Legality of remote work vs tourist visas

  • Tourist status formally forbids work; embassies warn of possible detention, deportation, or denial of re‑entry, especially for repeated 90‑day “visa runs.”
  • Many see enforcement against individual remote workers as low‑priority, but companies worry about legal exposure and thus prefer DN or other clear statuses.
  • DN visa mainly formalizes a grey area; some view it as mostly a compliance/HR tool rather than adding practical benefits.

Cost of living and lifestyle

  • Japan, especially Tokyo, is portrayed as cheaper than major US and UK cities for rent (smaller units) and food, especially with the weak yen.
  • Public transport is excellent; not needing a car is a major saving. Taxis are debated as expensive vs comparable cities.
  • Quality and size of housing are seen as lower than in North America, but availability and maintenance better.

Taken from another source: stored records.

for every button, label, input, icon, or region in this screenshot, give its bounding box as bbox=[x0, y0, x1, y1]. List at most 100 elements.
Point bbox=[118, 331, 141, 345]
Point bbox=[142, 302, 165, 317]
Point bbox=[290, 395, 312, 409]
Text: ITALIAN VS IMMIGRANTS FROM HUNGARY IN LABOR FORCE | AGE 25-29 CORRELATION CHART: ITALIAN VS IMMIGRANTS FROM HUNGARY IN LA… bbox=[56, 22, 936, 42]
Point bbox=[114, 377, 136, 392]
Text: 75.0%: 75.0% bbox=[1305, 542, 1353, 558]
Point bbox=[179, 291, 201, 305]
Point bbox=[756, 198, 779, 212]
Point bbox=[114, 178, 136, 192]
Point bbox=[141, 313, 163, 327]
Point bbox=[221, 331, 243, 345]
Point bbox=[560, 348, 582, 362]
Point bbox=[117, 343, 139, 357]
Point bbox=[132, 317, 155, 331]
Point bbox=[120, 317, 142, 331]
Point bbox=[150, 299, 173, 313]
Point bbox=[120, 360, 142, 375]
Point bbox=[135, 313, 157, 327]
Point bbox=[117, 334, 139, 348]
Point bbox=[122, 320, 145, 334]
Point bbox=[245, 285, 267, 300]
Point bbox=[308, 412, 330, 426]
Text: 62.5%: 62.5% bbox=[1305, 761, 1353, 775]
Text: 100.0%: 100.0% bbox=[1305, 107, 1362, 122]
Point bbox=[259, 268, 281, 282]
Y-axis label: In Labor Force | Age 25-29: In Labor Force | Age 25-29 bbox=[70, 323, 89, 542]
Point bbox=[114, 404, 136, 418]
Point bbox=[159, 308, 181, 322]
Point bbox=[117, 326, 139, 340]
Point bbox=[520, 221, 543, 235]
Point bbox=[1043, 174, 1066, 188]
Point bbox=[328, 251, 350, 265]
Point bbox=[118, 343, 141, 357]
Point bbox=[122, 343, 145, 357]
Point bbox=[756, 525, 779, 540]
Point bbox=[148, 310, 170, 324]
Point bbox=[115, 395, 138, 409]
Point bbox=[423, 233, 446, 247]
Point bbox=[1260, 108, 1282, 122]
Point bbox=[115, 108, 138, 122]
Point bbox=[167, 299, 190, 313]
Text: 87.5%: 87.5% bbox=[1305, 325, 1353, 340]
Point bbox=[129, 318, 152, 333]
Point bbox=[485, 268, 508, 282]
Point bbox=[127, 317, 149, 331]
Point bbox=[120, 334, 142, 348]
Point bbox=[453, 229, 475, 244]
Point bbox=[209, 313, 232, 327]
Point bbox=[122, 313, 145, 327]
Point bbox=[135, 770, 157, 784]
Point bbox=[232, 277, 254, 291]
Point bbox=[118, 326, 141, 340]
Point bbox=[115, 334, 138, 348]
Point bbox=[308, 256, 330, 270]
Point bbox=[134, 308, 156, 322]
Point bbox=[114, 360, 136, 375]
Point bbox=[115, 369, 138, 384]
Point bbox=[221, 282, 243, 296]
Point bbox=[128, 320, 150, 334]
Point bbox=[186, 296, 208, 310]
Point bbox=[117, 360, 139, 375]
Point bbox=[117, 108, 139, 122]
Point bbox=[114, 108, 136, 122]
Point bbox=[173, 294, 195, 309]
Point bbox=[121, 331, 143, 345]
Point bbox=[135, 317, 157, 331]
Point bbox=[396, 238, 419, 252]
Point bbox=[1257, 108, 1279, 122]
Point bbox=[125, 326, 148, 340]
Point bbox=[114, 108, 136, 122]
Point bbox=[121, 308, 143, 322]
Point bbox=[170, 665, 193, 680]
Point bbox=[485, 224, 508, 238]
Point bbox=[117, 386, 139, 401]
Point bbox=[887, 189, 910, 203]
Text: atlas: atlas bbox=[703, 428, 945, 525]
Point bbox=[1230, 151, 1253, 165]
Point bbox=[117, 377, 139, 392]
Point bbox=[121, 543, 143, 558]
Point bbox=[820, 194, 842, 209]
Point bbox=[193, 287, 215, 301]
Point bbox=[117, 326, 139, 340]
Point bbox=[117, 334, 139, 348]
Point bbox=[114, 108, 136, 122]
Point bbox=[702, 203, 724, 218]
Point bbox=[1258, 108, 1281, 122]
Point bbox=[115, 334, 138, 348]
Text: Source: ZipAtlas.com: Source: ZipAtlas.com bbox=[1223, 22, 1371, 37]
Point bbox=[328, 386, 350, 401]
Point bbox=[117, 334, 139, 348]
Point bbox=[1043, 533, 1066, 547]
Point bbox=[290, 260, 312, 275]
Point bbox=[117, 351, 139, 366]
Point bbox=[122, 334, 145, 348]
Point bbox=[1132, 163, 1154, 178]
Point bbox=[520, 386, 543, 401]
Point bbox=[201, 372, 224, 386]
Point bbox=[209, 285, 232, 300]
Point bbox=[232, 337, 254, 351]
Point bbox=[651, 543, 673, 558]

Social attitudes, policing, justice

  • Some comments describe Japan as racist/xenophobic with occasional anti‑foreigner businesses and police bias; others counter that such cases are rare or overstated.
  • High conviction rate is debated: critics see it as proof of a harsh system; defenders note prosecutors only take “slam‑dunk” cases, similar to US federal stats.
  • Prisons are described as harsh by developed‑world standards; overall public safety is praised as exceptionally high.

Impact on locals, housing, and AirBnB

  • Concern that DN visas and short‑term rentals accelerate foreign investment, push locals out of central areas, and worsen rent inflation.
  • Debate over blame: some target platforms like AirBnB as city‑destroying; others argue primary responsibility lies with landlords and policy, not intermediaries.
  • Some apartment buildings explicitly ban holiday rentals; enforcement is mixed and evictions are cumbersome.

Why countries restrict remote work

  • Laws predate digital nomads and were designed to prevent under‑the‑table hiring of foreigners and wage undercutting.
  • Allowing “remote only” exceptions could open loopholes for local firms to route hiring through foreign entities.
  • Tax and jurisdiction issues (which country can tax the income, when residency kicks in, double taxation) add complexity; treaties often use 183‑day rules and employer location tests.
  • Several commenters think governments care more about local employment and tax base than the relatively small DN population, leading to slow policy updates.